Extending loving kindness toward ourselves, people we love, or people who hurt us is essentially having compassion for ourselves and others.
It is not usually difficult to conceptualize the benefit of exhibiting loving kindness towards ourselves. While many may still regularly practice negative self-judgments and self-criticism, most recognize that loving-kindness toward ourselves is a desired outcome on the path to healing.
Things get difficult when we are asked to extend loving kindness toward others — especially someone who hurt us. This is a difficult bridge to cross.
Some elements of this practice would be to let go of seeking revenge and to let go of anger.
It does not mean that you invite this person back into your life and act as if nothing happened.
It does mean that you turn your attention back to your current life and your future goals. Your energy is directed toward where you are and where you are going. Your attention is not focused on the past where you continually play out the poor behavior of the other person and re-live the trauma.
People do not flourish when they take a “victim stance” and continually blame the other person for the hurt and pain they caused. Fantasizing on ways for the other person to “pay” for what they did prevents people from living their own life.

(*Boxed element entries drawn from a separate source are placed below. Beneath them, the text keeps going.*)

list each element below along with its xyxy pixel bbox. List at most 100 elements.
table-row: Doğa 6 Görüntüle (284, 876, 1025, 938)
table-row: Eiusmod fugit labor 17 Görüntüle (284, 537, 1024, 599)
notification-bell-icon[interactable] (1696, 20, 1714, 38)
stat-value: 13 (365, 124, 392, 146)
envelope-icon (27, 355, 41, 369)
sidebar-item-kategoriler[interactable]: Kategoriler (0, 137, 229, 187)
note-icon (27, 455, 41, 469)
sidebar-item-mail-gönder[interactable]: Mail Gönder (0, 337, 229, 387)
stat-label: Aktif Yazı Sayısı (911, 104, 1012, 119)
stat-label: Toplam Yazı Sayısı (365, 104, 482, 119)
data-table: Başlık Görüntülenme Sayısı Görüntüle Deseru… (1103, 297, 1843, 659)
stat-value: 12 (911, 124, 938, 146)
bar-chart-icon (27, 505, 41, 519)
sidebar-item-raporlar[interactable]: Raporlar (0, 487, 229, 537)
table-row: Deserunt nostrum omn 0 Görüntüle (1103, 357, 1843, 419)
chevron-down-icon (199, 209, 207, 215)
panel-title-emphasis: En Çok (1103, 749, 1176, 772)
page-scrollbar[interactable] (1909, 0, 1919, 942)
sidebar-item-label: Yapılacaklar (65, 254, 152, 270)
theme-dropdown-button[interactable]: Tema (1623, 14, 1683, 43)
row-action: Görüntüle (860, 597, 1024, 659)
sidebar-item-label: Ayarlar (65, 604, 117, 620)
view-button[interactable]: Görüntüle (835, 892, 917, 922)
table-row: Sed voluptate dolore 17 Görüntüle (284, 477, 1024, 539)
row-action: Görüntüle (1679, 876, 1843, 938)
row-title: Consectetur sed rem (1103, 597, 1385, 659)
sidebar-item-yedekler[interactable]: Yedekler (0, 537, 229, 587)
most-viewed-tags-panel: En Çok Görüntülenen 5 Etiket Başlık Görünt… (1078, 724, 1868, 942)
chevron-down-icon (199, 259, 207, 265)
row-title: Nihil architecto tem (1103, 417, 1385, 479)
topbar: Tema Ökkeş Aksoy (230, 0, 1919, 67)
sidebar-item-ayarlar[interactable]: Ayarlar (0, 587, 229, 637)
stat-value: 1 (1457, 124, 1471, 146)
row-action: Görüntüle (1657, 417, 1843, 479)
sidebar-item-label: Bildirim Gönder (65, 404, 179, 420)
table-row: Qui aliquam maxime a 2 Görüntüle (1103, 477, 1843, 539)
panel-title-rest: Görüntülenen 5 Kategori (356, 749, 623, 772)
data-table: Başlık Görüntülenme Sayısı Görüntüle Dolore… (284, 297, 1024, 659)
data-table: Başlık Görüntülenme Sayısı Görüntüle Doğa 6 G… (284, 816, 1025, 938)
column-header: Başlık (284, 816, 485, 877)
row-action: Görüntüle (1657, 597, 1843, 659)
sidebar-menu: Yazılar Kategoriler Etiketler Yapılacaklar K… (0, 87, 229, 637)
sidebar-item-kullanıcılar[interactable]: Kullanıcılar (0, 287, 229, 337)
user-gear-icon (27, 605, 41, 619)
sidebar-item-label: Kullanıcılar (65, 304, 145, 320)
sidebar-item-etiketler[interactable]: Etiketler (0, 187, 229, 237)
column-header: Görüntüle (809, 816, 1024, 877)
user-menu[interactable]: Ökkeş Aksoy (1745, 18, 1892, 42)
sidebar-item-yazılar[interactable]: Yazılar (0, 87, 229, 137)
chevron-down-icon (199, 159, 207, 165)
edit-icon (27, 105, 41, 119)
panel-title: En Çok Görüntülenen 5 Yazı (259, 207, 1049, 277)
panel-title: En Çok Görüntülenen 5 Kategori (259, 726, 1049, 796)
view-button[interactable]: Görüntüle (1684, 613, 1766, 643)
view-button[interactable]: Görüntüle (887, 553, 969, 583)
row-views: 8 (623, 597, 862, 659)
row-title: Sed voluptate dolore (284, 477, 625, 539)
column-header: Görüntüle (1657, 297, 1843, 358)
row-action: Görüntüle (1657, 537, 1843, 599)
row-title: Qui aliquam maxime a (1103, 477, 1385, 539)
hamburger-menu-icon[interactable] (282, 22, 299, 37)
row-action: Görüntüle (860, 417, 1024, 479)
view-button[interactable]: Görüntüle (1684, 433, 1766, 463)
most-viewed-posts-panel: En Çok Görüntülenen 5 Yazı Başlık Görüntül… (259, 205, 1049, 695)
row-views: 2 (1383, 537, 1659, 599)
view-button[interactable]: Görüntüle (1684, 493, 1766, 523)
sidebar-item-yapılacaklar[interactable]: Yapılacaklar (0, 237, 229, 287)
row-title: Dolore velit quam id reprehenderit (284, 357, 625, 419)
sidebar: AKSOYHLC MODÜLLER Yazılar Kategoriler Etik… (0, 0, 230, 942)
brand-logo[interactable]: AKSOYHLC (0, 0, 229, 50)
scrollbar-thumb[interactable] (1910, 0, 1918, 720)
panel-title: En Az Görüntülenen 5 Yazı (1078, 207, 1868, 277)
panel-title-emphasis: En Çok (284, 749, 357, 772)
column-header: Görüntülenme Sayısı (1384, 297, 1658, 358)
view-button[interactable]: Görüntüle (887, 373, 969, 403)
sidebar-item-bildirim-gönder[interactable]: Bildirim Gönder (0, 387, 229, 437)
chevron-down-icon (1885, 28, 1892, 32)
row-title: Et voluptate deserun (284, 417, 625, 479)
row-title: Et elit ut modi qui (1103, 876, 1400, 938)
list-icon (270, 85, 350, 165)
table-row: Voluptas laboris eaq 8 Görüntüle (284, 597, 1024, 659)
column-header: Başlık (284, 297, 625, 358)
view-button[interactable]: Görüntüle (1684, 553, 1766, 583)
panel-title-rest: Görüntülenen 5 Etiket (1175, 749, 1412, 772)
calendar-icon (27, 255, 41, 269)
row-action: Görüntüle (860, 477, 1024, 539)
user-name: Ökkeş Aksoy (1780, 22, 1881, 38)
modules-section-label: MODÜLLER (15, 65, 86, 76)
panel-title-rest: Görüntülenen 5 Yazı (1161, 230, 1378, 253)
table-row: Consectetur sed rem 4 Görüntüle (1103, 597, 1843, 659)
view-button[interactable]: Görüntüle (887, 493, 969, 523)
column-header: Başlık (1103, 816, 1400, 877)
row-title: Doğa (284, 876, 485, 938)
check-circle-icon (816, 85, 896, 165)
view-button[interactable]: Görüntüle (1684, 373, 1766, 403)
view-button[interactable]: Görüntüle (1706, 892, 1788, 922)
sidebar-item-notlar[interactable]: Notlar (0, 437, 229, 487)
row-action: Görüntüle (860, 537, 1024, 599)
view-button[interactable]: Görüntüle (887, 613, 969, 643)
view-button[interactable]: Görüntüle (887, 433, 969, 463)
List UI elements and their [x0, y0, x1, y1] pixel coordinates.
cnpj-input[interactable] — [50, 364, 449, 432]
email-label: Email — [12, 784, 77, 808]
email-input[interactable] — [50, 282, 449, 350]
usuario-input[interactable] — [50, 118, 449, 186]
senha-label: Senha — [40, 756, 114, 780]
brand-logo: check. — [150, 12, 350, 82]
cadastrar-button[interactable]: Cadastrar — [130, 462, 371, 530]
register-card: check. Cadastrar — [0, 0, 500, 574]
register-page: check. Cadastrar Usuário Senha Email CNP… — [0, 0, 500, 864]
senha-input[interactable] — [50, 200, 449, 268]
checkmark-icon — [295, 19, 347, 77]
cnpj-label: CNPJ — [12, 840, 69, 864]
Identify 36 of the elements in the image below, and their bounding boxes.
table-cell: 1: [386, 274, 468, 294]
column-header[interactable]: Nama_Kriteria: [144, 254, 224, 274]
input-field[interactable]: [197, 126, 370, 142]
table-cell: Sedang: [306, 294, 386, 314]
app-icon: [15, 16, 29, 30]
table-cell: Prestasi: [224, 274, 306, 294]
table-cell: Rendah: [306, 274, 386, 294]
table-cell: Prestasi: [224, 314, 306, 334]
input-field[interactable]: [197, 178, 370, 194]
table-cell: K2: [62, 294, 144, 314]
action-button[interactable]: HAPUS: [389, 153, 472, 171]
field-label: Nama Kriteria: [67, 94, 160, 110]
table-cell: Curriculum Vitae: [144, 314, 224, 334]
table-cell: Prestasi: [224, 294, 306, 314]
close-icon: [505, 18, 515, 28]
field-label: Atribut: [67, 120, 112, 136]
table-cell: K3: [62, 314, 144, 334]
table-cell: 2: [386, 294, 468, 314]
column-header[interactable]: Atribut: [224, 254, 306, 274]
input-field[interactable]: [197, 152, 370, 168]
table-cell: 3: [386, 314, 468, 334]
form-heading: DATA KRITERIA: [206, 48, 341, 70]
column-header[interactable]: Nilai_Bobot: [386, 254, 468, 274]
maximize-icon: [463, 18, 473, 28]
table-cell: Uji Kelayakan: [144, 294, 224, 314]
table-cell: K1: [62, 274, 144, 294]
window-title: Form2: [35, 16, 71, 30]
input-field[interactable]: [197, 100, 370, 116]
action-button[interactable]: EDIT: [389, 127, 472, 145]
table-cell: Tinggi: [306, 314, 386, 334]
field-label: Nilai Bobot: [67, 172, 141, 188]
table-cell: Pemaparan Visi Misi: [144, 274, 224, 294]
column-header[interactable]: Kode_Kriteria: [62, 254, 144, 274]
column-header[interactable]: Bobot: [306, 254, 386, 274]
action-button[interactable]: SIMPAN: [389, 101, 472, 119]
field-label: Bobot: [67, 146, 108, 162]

It may not be possible for you to wish love and happiness for the other person, but perhaps you can develop an understanding of why they behaved the way they did and develop some empathy for their situation. Perhaps you can find a middle path where your thoughts toward the other person are neutral — you do not wish them good will, but neither do you wish them pain and suffering.
In the end, turn your focus toward living your own life and be the best version of yourself that you can be.